As we come to the end of our first year on the funded project, we wanted to look back on some of our highlights and achievements.
In common with many other programmes, it's been a difficult year. Although we started well with the recruitment of our Dragons in the Hills project officer, Josh Twining, the limitations on movement and gatherings imposed by the COVID-19 virus in Northern Ireland impacted our planned outreach and events programme for much of 2020.
But our amazing team rose to the challenge, and working within the restrictions, Josh supported by our partners at NMDDC, HSI and Ryan Boyle from NI ARG as well as local volunteers and communities, have been busy, and are already making a huge difference to amphibian and reptile conservation in Newry, Mourne and Down District.
Information and ID leaflets
With grateful thanks to Brett Lewis, Kevin Clarke, Gary McParland and John Baker for their fabulous photos, Ursula Mhic an tsaoir for her very kind translation of the Irish language version, and Dani Green for her innovative design. (Common lizard photo copyright P McErlean).
Outreach with schools
Josh has presented a series of online seminars for schools entitled “Nature and Biodiversity” using remote software which enables the children, teachers and interested parents to log in remotely, and interact with the rest of the group, whilst observing lockdown constraints.

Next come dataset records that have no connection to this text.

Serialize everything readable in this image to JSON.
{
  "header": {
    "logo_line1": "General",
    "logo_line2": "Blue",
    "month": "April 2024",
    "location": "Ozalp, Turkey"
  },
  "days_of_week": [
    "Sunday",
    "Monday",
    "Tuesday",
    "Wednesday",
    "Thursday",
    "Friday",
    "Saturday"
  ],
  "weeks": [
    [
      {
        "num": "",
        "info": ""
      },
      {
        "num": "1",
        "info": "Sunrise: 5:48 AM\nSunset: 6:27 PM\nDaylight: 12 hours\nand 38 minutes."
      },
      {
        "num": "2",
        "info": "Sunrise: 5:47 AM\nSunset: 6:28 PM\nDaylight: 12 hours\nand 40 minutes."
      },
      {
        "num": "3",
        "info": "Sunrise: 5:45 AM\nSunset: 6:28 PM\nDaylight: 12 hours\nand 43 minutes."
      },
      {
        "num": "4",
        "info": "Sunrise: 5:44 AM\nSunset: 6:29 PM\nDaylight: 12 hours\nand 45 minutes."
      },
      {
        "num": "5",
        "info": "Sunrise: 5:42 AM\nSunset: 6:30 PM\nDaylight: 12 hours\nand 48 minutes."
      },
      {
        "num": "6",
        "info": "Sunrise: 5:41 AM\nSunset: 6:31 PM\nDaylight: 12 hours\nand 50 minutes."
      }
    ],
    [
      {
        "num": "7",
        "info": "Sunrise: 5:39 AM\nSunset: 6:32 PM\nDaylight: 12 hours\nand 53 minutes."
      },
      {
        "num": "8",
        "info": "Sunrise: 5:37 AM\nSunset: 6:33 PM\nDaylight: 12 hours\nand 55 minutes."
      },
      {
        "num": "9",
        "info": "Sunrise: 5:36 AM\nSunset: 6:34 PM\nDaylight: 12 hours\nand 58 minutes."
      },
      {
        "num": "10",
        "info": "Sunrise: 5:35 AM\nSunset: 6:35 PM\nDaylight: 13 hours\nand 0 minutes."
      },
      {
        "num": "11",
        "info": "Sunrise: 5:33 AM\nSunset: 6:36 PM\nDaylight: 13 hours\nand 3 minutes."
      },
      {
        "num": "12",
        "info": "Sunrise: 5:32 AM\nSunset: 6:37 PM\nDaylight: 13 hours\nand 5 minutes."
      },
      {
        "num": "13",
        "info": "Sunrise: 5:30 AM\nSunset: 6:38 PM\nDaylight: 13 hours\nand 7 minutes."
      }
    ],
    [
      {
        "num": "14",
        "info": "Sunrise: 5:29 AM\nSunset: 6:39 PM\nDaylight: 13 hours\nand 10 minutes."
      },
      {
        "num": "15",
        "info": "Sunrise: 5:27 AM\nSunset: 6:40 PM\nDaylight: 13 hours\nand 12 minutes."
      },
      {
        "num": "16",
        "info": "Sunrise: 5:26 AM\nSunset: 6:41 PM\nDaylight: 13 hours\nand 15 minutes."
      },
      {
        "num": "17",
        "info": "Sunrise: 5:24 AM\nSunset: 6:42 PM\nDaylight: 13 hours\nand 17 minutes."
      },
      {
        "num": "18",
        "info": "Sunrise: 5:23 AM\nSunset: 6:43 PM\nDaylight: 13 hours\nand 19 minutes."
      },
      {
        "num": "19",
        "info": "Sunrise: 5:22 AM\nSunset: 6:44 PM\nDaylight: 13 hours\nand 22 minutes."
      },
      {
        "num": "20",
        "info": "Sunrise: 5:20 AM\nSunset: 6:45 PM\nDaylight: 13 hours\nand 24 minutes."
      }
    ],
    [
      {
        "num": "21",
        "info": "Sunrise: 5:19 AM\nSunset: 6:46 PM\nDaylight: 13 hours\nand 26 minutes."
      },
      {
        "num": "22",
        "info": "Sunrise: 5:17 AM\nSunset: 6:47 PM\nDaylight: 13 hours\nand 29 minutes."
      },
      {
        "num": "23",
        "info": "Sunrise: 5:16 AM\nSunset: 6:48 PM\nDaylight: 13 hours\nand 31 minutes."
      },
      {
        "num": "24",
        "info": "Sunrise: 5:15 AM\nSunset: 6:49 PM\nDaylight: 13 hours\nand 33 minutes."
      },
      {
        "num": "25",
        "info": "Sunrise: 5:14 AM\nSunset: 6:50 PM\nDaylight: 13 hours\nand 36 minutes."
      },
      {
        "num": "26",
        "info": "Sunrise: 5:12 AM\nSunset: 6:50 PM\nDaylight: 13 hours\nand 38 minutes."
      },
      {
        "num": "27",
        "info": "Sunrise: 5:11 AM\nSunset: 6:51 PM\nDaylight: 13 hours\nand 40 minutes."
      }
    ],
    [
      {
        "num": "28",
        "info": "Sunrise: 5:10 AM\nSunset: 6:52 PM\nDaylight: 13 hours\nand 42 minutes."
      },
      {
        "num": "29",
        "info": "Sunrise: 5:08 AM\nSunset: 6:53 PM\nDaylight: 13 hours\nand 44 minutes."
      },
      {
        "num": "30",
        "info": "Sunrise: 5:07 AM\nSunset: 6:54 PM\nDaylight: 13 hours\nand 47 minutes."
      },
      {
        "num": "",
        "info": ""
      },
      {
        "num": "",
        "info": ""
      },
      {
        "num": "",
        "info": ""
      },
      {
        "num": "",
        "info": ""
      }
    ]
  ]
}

This is a three part series aimed at children P5 – P7. The first two talks in the series are on ‘What is nature?’ and ‘Our place in nature?’ and explore the different animal groups and diversity of life with specific detail on animals occurring in the local area. The three taxon groups covered are mammals, amphibians and reptiles. The final part is on ‘Conservation: where, what, when’, and discusses the importance of conservation and monitoring, and spotlights a few on-going projects in local area, with an emphasis on Dragons in the Hills.
Training days, survey and monitoring
Despite lockdown restrictions we have been able to run a number of guided walks and citizen science training days throughout the summer and early autumn in the Slieve Gullion Area, and the smaller 'socially distanced' groups had a great time out and about spotting our elusive common lizards, and checking out ponds and watercourses for frogs and smooth newts. Some very dedicated volunteers have taken this even further, and the top prize goes to Philip McErlean, lizard spotter extraordinaire, who has submitted over 85 records this year, and taken some amazing photos.
A key part of the project is to work with volunteers and local land owners and managers to improve habitats for our little dragons - by creating ponds, brash piles for shelter and hibernation spots, and more suitable habitat for our common lizards. We are delighted to have been able to partner with An Tobar CIC at Finnegan's Nursery Silverbridge, Bluebell Lane Glamping, National Trust Derrymore House, and Red Branch Bushcraft to run a series of events including regular habitat tasks with community groups in NMDD. Thanks also to The John Muir Trust for additional support, to help us engage with groups with additional needs.